“A todos são imputadas as práticas dos crimes tipificados no art. 89 da Lei nº 8.666/93 (dispensa indevida de licitação) e no art. 1º, I, do Decreto-lei nº 201/67 (desvio de recursos públicos), este último por três vezes em continuidade delitiva, em concurso de agentes e em concurso material de crimes”, consta dos autos, cujo relator é o desembargador Márcio Murilo da Cunha Ramos.
ACUSAÇÃO DO MINISTÉRIO PÚBLICO – “O Ministério Público, na peça acusatória, narra que, em fevereiro de 2017, a então Prefeita do Município de Monteiro Anna Lorena Nóbrega autorizou e homologou o processo de dispensa de licitação nº 1.6.009/2017, resultando na contratação da empresa NATAN MEDEIROS SILVA ME para locação de um caminhão guincho com caçambas coletoras. O contrato, no valor total de R$36.000,00, foi pago em três parcelas mensais de R$12.000,00”
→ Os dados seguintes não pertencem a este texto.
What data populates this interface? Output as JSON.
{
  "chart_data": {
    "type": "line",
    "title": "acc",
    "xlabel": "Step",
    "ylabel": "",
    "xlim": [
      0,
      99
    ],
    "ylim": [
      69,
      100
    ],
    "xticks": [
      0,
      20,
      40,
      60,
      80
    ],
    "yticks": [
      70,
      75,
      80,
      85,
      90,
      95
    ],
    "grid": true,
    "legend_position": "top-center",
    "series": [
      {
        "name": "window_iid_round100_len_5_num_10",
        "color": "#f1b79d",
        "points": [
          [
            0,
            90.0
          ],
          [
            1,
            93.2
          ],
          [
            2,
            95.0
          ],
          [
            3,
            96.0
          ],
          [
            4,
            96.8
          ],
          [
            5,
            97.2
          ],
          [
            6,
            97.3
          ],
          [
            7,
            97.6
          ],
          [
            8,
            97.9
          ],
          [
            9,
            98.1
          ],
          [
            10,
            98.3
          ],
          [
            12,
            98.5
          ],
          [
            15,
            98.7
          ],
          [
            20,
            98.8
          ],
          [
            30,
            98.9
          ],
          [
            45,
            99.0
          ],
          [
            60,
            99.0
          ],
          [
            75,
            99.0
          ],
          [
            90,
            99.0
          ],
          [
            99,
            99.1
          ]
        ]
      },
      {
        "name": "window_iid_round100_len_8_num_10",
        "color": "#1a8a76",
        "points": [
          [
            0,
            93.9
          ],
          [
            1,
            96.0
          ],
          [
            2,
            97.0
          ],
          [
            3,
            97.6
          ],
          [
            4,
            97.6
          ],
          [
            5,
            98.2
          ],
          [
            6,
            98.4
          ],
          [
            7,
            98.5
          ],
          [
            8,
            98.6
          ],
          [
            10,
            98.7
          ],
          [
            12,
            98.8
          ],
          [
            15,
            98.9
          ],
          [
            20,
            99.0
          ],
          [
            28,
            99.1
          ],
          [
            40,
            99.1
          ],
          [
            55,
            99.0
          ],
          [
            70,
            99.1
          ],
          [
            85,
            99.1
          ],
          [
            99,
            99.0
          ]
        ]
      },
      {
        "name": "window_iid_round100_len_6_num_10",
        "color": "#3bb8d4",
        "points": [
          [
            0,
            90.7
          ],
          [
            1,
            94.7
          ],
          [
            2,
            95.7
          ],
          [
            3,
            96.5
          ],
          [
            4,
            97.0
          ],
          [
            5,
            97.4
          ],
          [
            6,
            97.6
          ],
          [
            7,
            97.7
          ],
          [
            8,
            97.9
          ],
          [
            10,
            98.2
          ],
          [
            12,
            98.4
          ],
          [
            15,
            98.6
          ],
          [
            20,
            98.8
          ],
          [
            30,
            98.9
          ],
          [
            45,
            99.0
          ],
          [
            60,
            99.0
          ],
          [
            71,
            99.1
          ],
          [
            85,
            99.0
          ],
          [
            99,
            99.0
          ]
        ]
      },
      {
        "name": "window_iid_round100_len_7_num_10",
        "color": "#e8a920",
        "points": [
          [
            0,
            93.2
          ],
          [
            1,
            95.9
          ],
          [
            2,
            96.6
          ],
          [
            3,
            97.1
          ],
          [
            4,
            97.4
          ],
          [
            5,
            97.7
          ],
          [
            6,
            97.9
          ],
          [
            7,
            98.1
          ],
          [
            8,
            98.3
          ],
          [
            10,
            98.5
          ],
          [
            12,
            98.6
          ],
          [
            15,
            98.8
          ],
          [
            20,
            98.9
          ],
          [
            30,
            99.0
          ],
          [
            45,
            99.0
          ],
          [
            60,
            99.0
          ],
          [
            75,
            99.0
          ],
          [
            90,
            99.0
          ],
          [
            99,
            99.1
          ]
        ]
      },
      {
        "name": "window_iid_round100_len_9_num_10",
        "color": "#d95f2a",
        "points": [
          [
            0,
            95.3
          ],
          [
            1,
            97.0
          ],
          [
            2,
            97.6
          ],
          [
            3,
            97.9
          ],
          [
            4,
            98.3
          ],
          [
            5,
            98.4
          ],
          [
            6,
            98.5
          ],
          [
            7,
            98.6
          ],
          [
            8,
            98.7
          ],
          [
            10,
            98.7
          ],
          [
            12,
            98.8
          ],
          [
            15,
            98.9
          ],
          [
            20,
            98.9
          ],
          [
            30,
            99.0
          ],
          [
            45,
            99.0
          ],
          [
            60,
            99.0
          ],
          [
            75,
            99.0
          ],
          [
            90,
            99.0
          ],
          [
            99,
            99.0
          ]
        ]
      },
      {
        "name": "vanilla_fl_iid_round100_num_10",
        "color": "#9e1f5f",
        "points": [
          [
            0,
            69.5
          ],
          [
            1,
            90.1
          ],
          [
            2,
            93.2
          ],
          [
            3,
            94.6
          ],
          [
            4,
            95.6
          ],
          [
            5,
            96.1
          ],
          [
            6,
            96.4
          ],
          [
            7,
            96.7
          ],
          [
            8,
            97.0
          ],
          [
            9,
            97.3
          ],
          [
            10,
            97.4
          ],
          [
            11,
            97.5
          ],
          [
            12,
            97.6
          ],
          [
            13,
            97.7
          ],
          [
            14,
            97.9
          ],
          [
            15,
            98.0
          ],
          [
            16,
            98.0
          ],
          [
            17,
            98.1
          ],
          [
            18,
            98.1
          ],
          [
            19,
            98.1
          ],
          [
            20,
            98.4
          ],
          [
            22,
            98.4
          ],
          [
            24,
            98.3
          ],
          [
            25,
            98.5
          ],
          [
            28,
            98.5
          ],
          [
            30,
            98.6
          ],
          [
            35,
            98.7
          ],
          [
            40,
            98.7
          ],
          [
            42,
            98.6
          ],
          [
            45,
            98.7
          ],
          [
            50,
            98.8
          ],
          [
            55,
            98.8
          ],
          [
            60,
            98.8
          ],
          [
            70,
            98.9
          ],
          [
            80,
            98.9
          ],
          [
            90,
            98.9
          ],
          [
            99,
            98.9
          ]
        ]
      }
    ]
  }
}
“Sustenta, ainda, que a contratação foi fruto de um esquema fraudulento, pois: (i) a empresa contratada era “de fachada”, sem sede física (o endereço era um terreno baldio), empregados ou veículos registrados em seu nome; (ii) o denunciado Natan Medeiros da Silva, titular formal da empresa, admitiu em depoimento ter atuado como “laranja”, emprestando seu nome a pedido de seu patrão, o denunciado Gianni de Melo Macedo; (iii) a concorrência no processo de dispensa foi simulada, pois entre as empresas consultadas estava a VLS/Viva Locações, controlada de fato por Gianni de Melo e da qual Natan era empregado, garantindo a contratação da empresa de fachada; (iv) o serviço não foi efetivamente prestado pela contratada. O veículo que a prefeitura indicou como sendo o do contrato estava registrado em nome da denunciada Tâmara Bezerra de Melo (mãe de Gianni), e o motorista que o operava era servidor efetivo do próprio município”.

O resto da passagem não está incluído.